With a title that uses a simple but wonderfully catchy play on words Huda Fahmy’s Huda F Are You? is another collection of the cartoonist’s experiences as an American Muslim woman. Taking a semi-autobiographical approach, it’s full of the same kind of observational humour as her Yes, I’m Hot in This: The Hilarious Truth about Life in a Hijab (reviewed here at Broken Frontier earlier this year) but this time there’s more in the way of a character arc rather than the previous book’s collection of anecdotal vignettes.
The premise of Huda F Are You? relies on the understanding that the book is based on Fahmy’s earlier years rather than being a strictly authentic adaptation of them (as much as any autobiographical work can of course be said to be a direct recollection given the subjective nature of memory). It follows the young Huda and family after they move to the town of Dearborn where there is a much larger Muslim community than she is used to.
No longer feeling defined by her culture and background, Huda comes to the realisation her identity had become wrapped up in her hijab. Now she finds herself in a world where that no longer marks her out. She isn’t part of any of the school social groups now, not fitting in with the fashionista hijabis, or the gamer hijabis, or the sporty hijabis. Huda has to rediscover herself in a totally new environment.
As with her previous work Huda F Are You? is funny, endearing and appealing. Fahmy has a marked ability to illuminate profound truths and make incisive social commentary despite appearing to never take herself too seriously on the page. In the process, and amidst all the perfectly timed comedy and the more poignant insights, the reader finds themselves following the artist’s on-page incarnation on a quest to define herself by who she is and not what differentiates her from others.

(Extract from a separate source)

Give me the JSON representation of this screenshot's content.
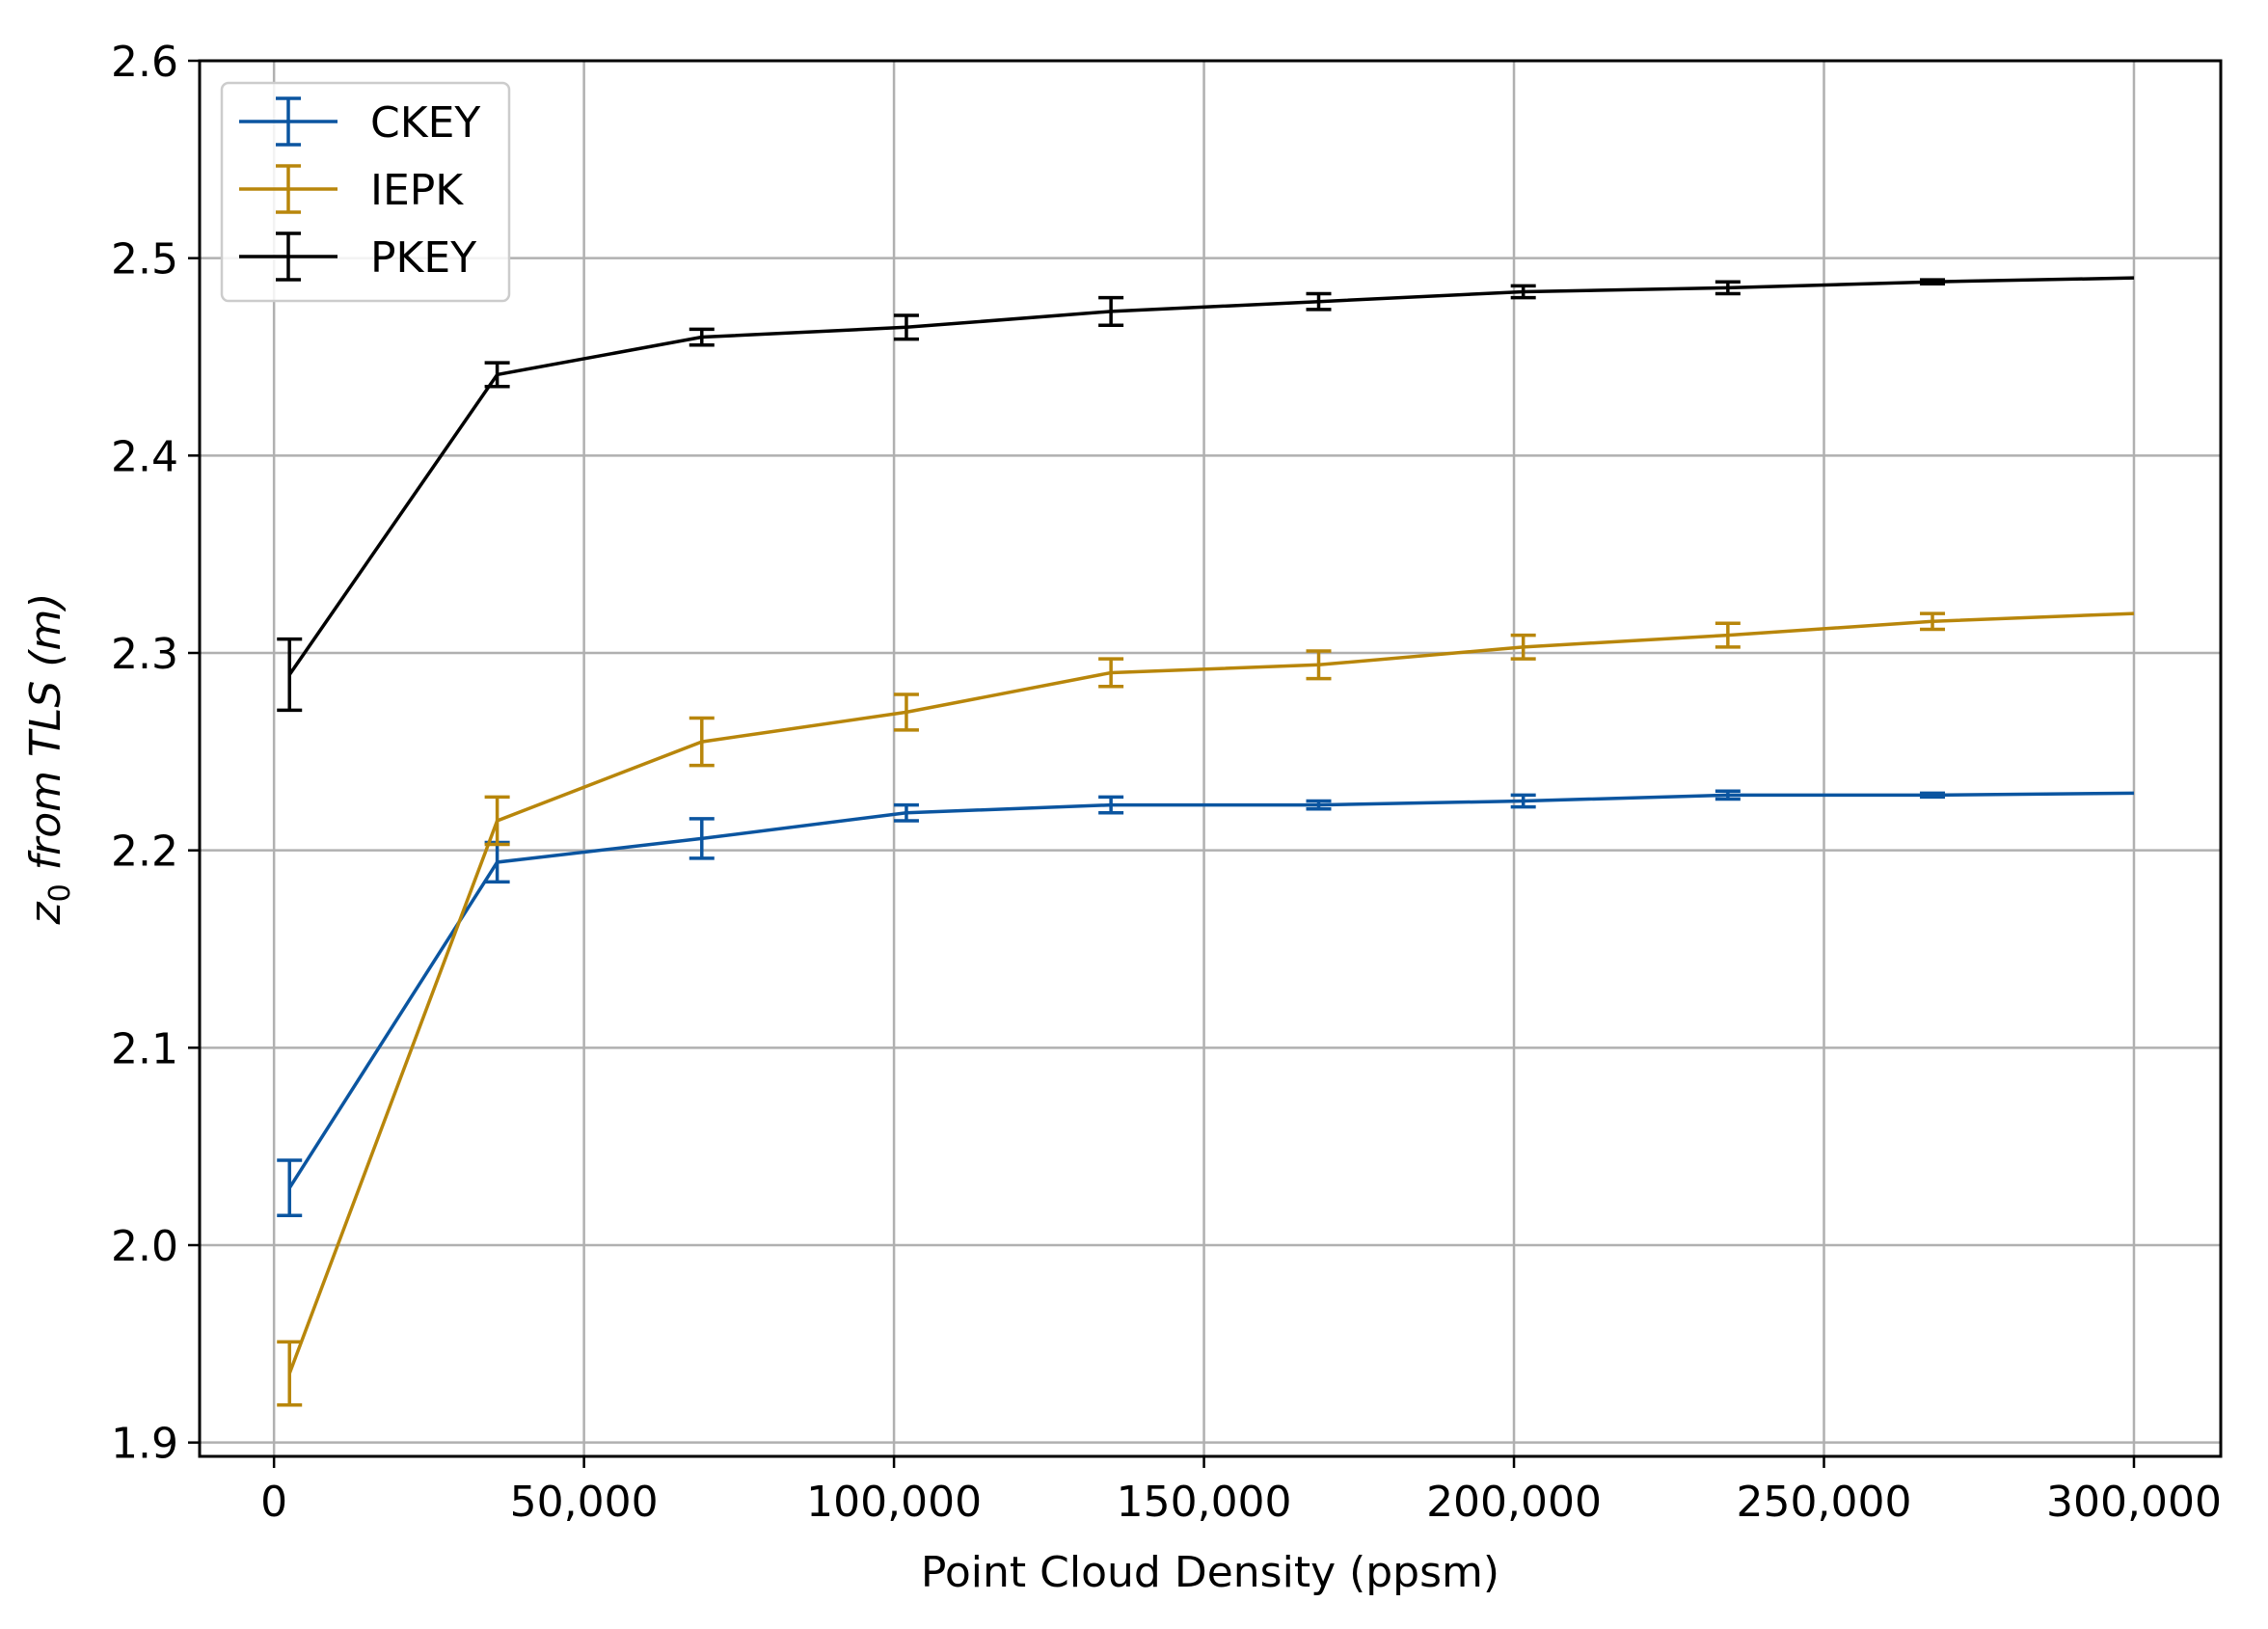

Fahmy’s uninvolved but eloquent visual style makes an immediate connection with the reader on an emotional level allowing us to share in Huda’s self-deprecating candour and empathise with her more vulnerable moments. Being romantically rejected by schoolfriend Jon, for example, constant lazy mispronunciation of her name, or the othering of Muslims in the wider community. One latter sequence is absolutely heartbreaking in its quiet intensity as Huda, having suffered the ongoing bigotry of a teacher, downplays that aggression at a key moment and in the process betrays her mother’s support.
There are perhaps coming-of-age universalities to be found here but it’s in those specifics of the lived experiences depicted that Huda F Are You? proves to be such an outstanding piece of (semi) autobio. This story of finding oneself and its reflections on where a need for acceptance comes from is witty, likeable, and ultimately thought-provoking in delivery. A follow-up book Huda F Cares will be released this Autumn.